Pour l’exemplaire de la bibliothèque Richelieu, la notice du catalogue des Manuscrits7 indique que :
Comme l’a fait observer le rédacteur du Catalogue de manuscrits publié par la librairie Techener en 1862 (n° 155), la duchesse de Holstein, n’appartenant pas à la branche de Chantal, ne pouvant porter que les armes de Holstein accompagnées des armes simples de Rabutin : cinq points d’or équipollés à quatre de gueules. On est donc fondé à croire que le volume a été relié pour Bussy lui-même, qui n’y aura joint les armes de Holstein que par vanité.8
Cette appréciation est réductrice. D’une part, il semble que Bussy-Rabutin, et son entreprise généalogique en est la preuve, n’a pas besoin de rehausser son prestige en associant ses armes à celles de Holstein ; d’autre part, si l’on considère sa correspondance avec la duchesse de Holstein, on constate qu’un exemplaire lui est aussi dédié, et qu’il ne lui a vraisemblablement jamais été délivré9, ce qui pourrait expliquer sa présence dans les collections françaises, et permettre d’identifier ce manuscrit comme celui que Bussy-Rabutin destinait à sa parente par alliance. Ce que dit la reliure d’une stratégie de diffusion fondée sur l’élection d’une famille, sur les honneurs rendus d’une branche à l’autre de la maison par-delà les frontières, doit être rapporté à l’importance revendiquée du caractère autographe de la copie :
Je l’ai toute écrite de ma main, et pour cela, il m’a fallu beaucoup plus de temps que si je l’avais fait copier par des écrivains ; mais cela marque plus l’envie que j’ai eue de vous plaire. Je ne vous en dirai rien davantage, car il y a une lettre pour vous à la tête de la branche que vous avez honorée de votre alliance.10
Le commentaire s’intéresse à la pratique de la copie autographe, ici présentée comme le gage d’une affection particulière, rapport inscrit dans l’acte physique de la copie, qui institue une dialectique entre l’encre et le sang. La lettre, insérée dans les deux manuscrits, dont fait état Bussy-Rabutin se situe au commencement de l’histoire de la branche qu’a intégrée la duchesse de Holstein ; le texte d’ensemble, lui, débute sur une lettre à Sévigné. Si la généalogie offerte à la duchesse de Holstein peut permettre de l’intégrer à la communauté familiale, celle offerte à Sévigné sert à maintenir des liens d’amitié et à réactiver la relation familiale des deux épistoliers, l’une étant, du reste, reconnue comme chef de famille par l’autre. Cette composition particulière implique des lectures programmées en fonction du destinataire choisi : l’œuvre a un double commencement, selon qu’on est Sévigné, selon qu’on est Holstein, à partir de deux points déterminés du texte. La présence des deux lettres dans chacun des manuscrits suggère aussi la mise en évidence d’un lien indirect entre la duchesse de Holstein et la marquise de Sévigné, toutes deux appartenant à une même communauté dont l’élément central et moteur est le comte de Bussy-Rabutin, cousin des deux et garant, par sa pratique du manuscrit fait à l’attention de la parentèle, de la solidarité familiale.

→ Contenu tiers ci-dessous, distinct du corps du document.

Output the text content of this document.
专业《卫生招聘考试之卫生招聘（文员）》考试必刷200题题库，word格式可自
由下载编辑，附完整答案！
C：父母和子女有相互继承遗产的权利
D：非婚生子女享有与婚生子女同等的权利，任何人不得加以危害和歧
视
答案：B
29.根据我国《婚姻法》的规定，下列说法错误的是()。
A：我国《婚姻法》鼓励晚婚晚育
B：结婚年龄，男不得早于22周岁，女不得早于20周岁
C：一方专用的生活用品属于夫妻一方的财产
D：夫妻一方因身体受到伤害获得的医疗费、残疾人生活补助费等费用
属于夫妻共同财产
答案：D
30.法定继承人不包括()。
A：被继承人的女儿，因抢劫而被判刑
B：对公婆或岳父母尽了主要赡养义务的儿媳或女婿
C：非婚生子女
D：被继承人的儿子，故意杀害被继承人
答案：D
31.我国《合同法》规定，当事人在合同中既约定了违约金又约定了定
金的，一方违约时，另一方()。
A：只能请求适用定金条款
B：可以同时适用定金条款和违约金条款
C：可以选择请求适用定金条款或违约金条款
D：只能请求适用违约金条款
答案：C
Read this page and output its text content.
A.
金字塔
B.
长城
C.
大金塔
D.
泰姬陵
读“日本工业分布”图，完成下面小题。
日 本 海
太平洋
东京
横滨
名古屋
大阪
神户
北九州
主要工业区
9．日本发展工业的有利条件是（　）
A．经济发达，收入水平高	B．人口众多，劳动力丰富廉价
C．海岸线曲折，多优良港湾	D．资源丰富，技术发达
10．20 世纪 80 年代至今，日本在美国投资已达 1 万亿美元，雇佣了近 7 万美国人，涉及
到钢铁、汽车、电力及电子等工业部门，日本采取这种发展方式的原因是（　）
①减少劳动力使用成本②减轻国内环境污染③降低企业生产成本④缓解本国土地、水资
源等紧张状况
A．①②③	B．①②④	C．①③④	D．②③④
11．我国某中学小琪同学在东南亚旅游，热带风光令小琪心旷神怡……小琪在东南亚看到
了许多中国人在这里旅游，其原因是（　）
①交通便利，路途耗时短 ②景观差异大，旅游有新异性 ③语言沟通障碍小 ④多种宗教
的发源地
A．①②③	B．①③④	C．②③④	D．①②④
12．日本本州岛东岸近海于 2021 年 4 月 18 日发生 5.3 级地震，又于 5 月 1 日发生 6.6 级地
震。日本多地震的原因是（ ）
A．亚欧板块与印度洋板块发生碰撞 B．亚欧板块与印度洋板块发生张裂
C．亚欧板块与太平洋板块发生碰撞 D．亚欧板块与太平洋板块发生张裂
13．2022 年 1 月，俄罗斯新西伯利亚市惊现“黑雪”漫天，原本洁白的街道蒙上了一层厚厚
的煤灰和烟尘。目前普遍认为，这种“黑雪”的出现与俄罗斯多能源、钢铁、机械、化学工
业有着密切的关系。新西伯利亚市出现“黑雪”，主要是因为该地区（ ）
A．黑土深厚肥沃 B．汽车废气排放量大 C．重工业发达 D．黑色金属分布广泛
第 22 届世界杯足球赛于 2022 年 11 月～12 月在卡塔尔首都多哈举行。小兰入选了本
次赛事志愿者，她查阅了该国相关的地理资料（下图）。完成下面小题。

L’association de la pratique du manuscrit à la matière familiale n’est pas innocente. Certes, des effets de personnalisation à l’œuvre – une écriture réalisée soi-même pour l’autre – servent le rapport interpersonnel, mais le manuscrit s’accorde tout particulièrement à des usages familiaux du texte, notamment par sa plasticité.